원래 모델과 완전히 같은 구조로 저장하면, 다른 예시를 넣어도 weights를 공유할 수 있습니다! 아이폰 충전기로 갤럭시 노트 10을 충전할 수는 없지만, 갤럭시 s9 충전기로 갤럭시 노트10은 충전할 수 있죠? 이처럼 구조가 같다면(충전기처럼) weights를 공유할 수 있습니다.

자, 이제 학습되지 않은 새 모델을 구축하고 테스트셋에서 평가해 봅시다.

# Create a basic model instance
model = create_model()# Evaluate the model
loss, acc = model.evaluate(test_images, test_labels)
print("Untrained model, accuracy: {:5.2f}%".format(100*acc))

아직 학습시키지 않았기 때문에 정확도가 굉장히 낮을 것입니다.

경축! 아무것도 안하여 에스천사게임즈가 새로운 모습으로 재오픈 하였습니다.
어린이용이며, 설치가 필요없는 브라우저 게임입니다.
https://s1004games.com

그러면 이번에는 전에 저장해 둔 checkpoint를 불러오고 다시 평가해봅시다.

# Loads the weights
model.load_weights(checkpoint_path)# Re-evaluate the model
loss,acc = model.evaluate(test_images, test_labels)
print("Restored model, accuracy: {:5.2f}%".format(100*acc))

전자와 후자의 정확도를 비교해보세요.

IOW, compare it with the results that the following model fitting achieved previously:

model.fit(train_images, 
          train_labels,  
          epochs=10,
          validation_data=(test_images,test_labels),
          callbacks=[cp_callback])

3. Checkpoint Callback 옵션

앞에서 예상하셨겠지만, Checkpoint와 관련해서 몇가지 옵션을 선택할 수 있습니다. 시험공부 하거나 논문을 읽을 때 몇 페이지 내내 계속 같은 개념에 대해서만 나오면 효율을 위해서 “아, 뒤쪽 좀 읽고 좀이따 돌아와서 읽어야지~” 하고 넘어가신 적 있으실텐데요, checkpoint도 이렇게 효율적으로 쓸 수 있도록 이름을 붙이고 매 epoch마다 저장할 수 있습니다.

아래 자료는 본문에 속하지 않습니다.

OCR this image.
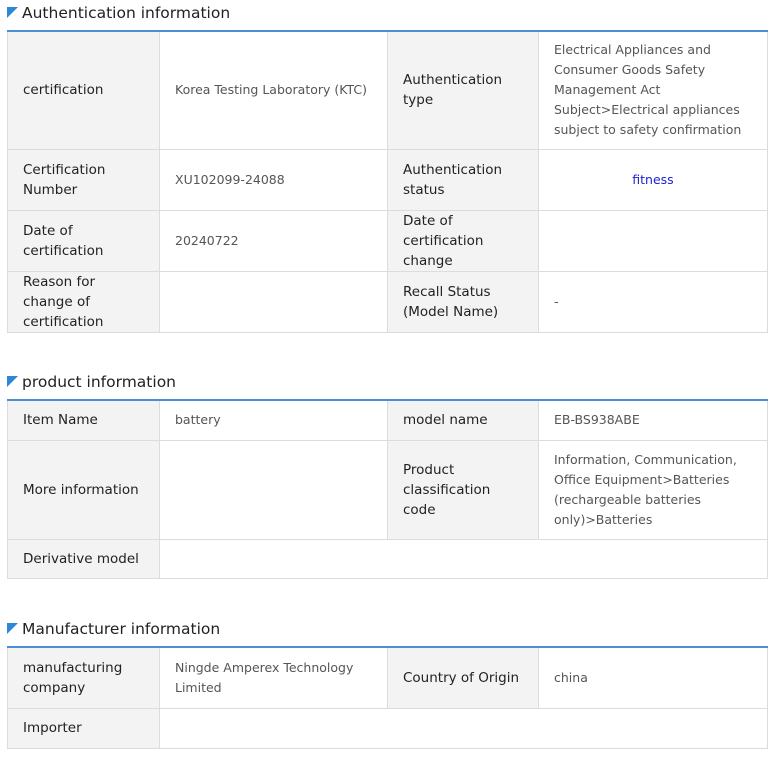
Authentication information
certification	Korea Testing Laboratory (KTC)	Authentication type	Electrical Appliances and Consumer Goods Safety Management Act Subject>Electrical appliances subject to safety confirmation
Certification Number	XU102099-24088	Authentication status	fitness
Date of certification	20240722	Date of certification change	
Reason for change of certification		Recall Status (Model Name)	-
product information
Item Name	battery	model name	EB-BS938ABE
More information		Product classification code	Information, Communication, Office Equipment>Batteries (rechargeable batteries only)>Batteries
Derivative model			
Manufacturer information
manufacturing company	Ningde Amperex Technology Limited	Country of Origin	china
Importer			
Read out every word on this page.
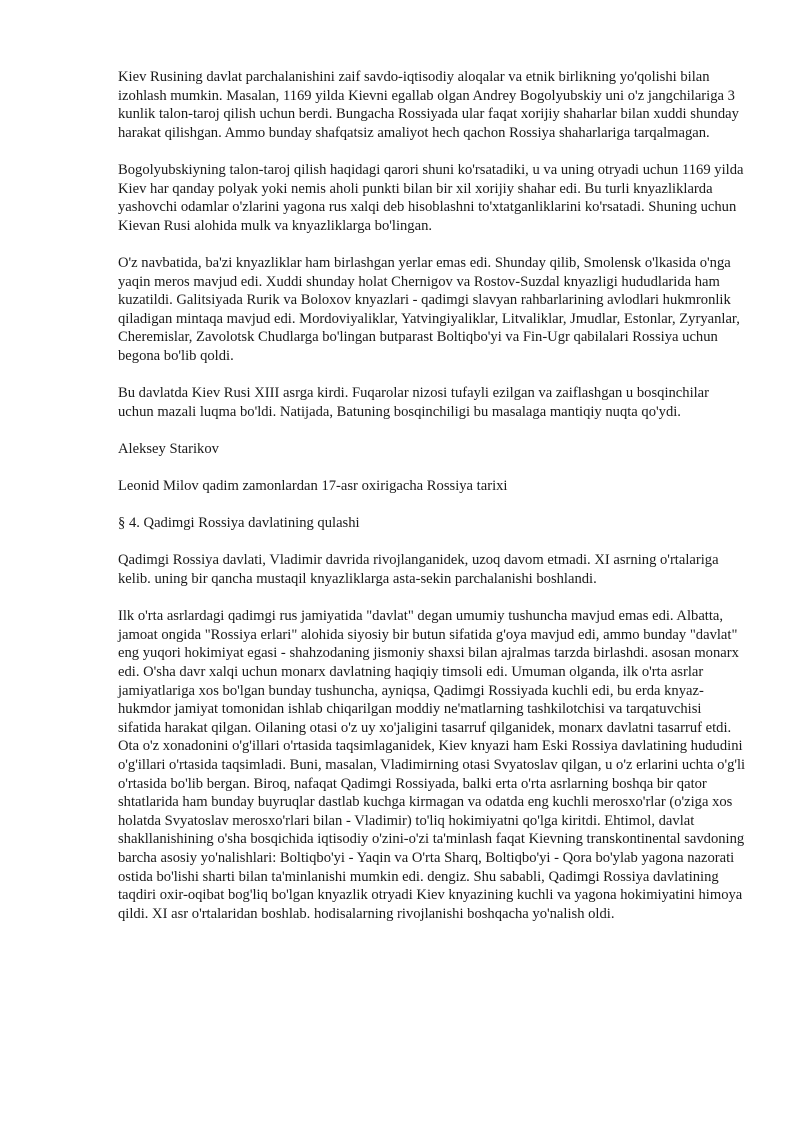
Kiev Rusining davlat parchalanishini zaif savdo-iqtisodiy aloqalar va etnik birlikning yo'qolishi bilan izohlash mumkin. Masalan, 1169 yilda Kievni egallab olgan Andrey Bogolyubskiy uni o'z jangchilariga 3 kunlik talon-taroj qilish uchun berdi. Bungacha Rossiyada ular faqat xorijiy shaharlar bilan xuddi shunday harakat qilishgan. Ammo bunday shafqatsiz amaliyot hech qachon Rossiya shaharlariga tarqalmagan.

Bogolyubskiyning talon-taroj qilish haqidagi qarori shuni ko'rsatadiki, u va uning otryadi uchun 1169 yilda Kiev har qanday polyak yoki nemis aholi punkti bilan bir xil xorijiy shahar edi. Bu turli knyazliklarda yashovchi odamlar o'zlarini yagona rus xalqi deb hisoblashni to'xtatganliklarini ko'rsatadi. Shuning uchun Kievan Rusi alohida mulk va knyazliklarga bo'lingan.

O'z navbatida, ba'zi knyazliklar ham birlashgan yerlar emas edi. Shunday qilib, Smolensk o'lkasida o'nga yaqin meros mavjud edi. Xuddi shunday holat Chernigov va Rostov-Suzdal knyazligi hududlarida ham kuzatildi. Galitsiyada Rurik va Boloxov knyazlari - qadimgi slavyan rahbarlarining avlodlari hukmronlik qiladigan mintaqa mavjud edi. Mordoviyaliklar, Yatvingiyaliklar, Litvaliklar, Jmudlar, Estonlar, Zyryanlar, Cheremislar, Zavolotsk Chudlarga bo'lingan butparast Boltiqbo'yi va Fin-Ugr qabilalari Rossiya uchun begona bo'lib qoldi.

Bu davlatda Kiev Rusi XIII asrga kirdi. Fuqarolar nizosi tufayli ezilgan va zaiflashgan u bosqinchilar uchun mazali luqma bo'ldi. Natijada, Batuning bosqinchiligi bu masalaga mantiqiy nuqta qo'ydi.

Aleksey Starikov

Leonid Milov qadim zamonlardan 17-asr oxirigacha Rossiya tarixi

§ 4. Qadimgi Rossiya davlatining qulashi

Qadimgi Rossiya davlati, Vladimir davrida rivojlanganidek, uzoq davom etmadi. XI asrning o'rtalariga kelib. uning bir qancha mustaqil knyazliklarga asta-sekin parchalanishi boshlandi.

Ilk o'rta asrlardagi qadimgi rus jamiyatida "davlat" degan umumiy tushuncha mavjud emas edi. Albatta, jamoat ongida "Rossiya erlari" alohida siyosiy bir butun sifatida g'oya mavjud edi, ammo bunday "davlat" eng yuqori hokimiyat egasi - shahzodaning jismoniy shaxsi bilan ajralmas tarzda birlashdi. asosan monarx edi. O'sha davr xalqi uchun monarx davlatning haqiqiy timsoli edi. Umuman olganda, ilk o'rta asrlar jamiyatlariga xos bo'lgan bunday tushuncha, ayniqsa, Qadimgi Rossiyada kuchli edi, bu erda knyaz-hukmdor jamiyat tomonidan ishlab chiqarilgan moddiy ne'matlarning tashkilotchisi va tarqatuvchisi sifatida harakat qilgan. Oilaning otasi o'z uy xo'jaligini tasarruf qilganidek, monarx davlatni tasarruf etdi. Ota o'z xonadonini o'g'illari o'rtasida taqsimlaganidek, Kiev knyazi ham Eski Rossiya davlatining hududini o'g'illari o'rtasida taqsimladi. Buni, masalan, Vladimirning otasi Svyatoslav qilgan, u o'z erlarini uchta o'g'li o'rtasida bo'lib bergan. Biroq, nafaqat Qadimgi Rossiyada, balki erta o'rta asrlarning boshqa bir qator shtatlarida ham bunday buyruqlar dastlab kuchga kirmagan va odatda eng kuchli merosxo'rlar (o'ziga xos holatda Svyatoslav merosxo'rlari bilan - Vladimir) to'liq hokimiyatni qo'lga kiritdi. Ehtimol, davlat shakllanishining o'sha bosqichida iqtisodiy o'zini-o'zi ta'minlash faqat Kievning transkontinental savdoning barcha asosiy yo'nalishlari: Boltiqbo'yi - Yaqin va O'rta Sharq, Boltiqbo'yi - Qora bo'ylab yagona nazorati ostida bo'lishi sharti bilan ta'minlanishi mumkin edi. dengiz. Shu sababli, Qadimgi Rossiya davlatining taqdiri oxir-oqibat bog'liq bo'lgan knyazlik otryadi Kiev knyazining kuchli va yagona hokimiyatini himoya qildi. XI asr o'rtalaridan boshlab. hodisalarning rivojlanishi boshqacha yo'nalish oldi.
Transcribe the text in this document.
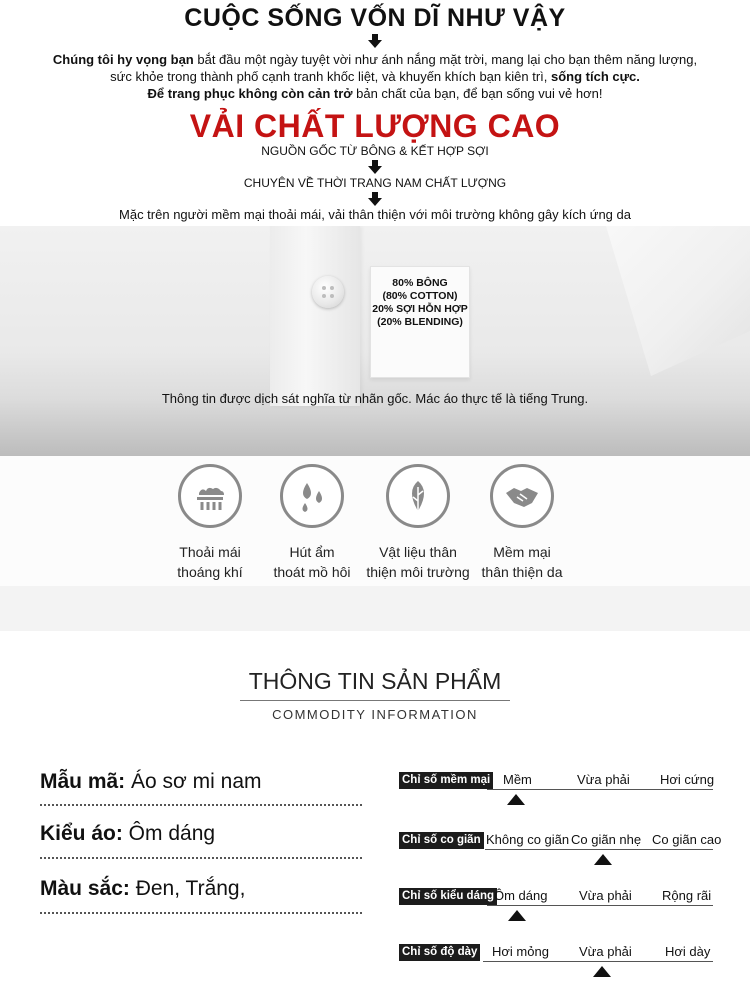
CUỘC SỐNG VỐN DĨ NHƯ VẬY
Chúng tôi hy vọng bạn bắt đầu một ngày tuyệt vời như ánh nắng mặt trời, mang lại cho bạn thêm năng lượng,
sức khỏe trong thành phố cạnh tranh khốc liệt, và khuyến khích bạn kiên trì, sống tích cực.
Để trang phục không còn cản trở bản chất của bạn, để bạn sống vui vẻ hơn!
VẢI CHẤT LƯỢNG CAO
NGUỒN GỐC TỪ BÔNG & KẾT HỢP SỢI
CHUYÊN VỀ THỜI TRANG NAM CHẤT LƯỢNG
Mặc trên người mềm mại thoải mái, vải thân thiện với môi trường không gây kích ứng da
80% BÔNG
(80% COTTON)
20% SỢI HỖN HỢP
(20% BLENDING)
Thông tin được dịch sát nghĩa từ nhãn gốc. Mác áo thực tế là tiếng Trung.
Thoải mái
thoáng khí
Hút ẩm
thoát mồ hôi
Vật liệu thân
thiện môi trường
Mềm mại
thân thiện da
THÔNG TIN SẢN PHẨM
COMMODITY INFORMATION
Mẫu mã: Áo sơ mi nam
Kiểu áo: Ôm dáng
Màu sắc: Đen, Trắng,
Chỉ số mềm mại Mềm	Vừa phải Hơi cứng
Chỉ số co giãn Không co giãn Co giãn nhẹ Co giãn cao
Chỉ số kiểu dáng Ôm dáng Vừa phải Rộng rãi
Chỉ số độ dày Hơi mỏng Vừa phải	Hơi dày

이제 새 모델을 학습시키고 epoch 5개씩 다른 이름을 지어서 저장해봅시다.

3.1. Checkpoint path와 checkpoint directory 정의하기

# Include the epoch in the file name (uses `str.format`)
checkpoint_path = "training_2/cp-{epoch:04d}.ckpt"
checkpoint_dir = os.path.dirname(checkpoint_path)#previoulsy, checkpoint_path = "training_1/cp.ckpt"

3.2. Callback 만들어서 모델의 weights 저장하기

# Create a callback that saves the model's weights every 5 epochs
cp_callback = tf.keras.callbacks.ModelCheckpoint(
    filepath=checkpoint_path, 
    verbose=1, 
    save_weights_only=True,
    period=5)# previously, there was no period defined

3.3 과 3.4번에서는 옵션을 추가해서, 앞에서 했던것처럼 학습시키고 저장시키고, 새 모델을 만들어서 저장된 weights를 불러오겠습니다.

3.3 새 모델 만들고 새 callback으로 학습시키기

# Create a new model instance
model = create_model()

# Save the weights using the `checkpoint_path` format
model.save_weights(checkpoint_path.format(epoch=0))

# Train the model with the new callback
model.fit(train_images, 
          train_labels,
          epochs=50, 
          callbacks=[cp_callback],
          validation_data=(test_images,test_labels),
          verbose=0)

이제 도출된 checkpoints를 살펴보고 가장 마지막 checkpoint를 찾아 ‘latest’라고 이름 붙여보겠습니다.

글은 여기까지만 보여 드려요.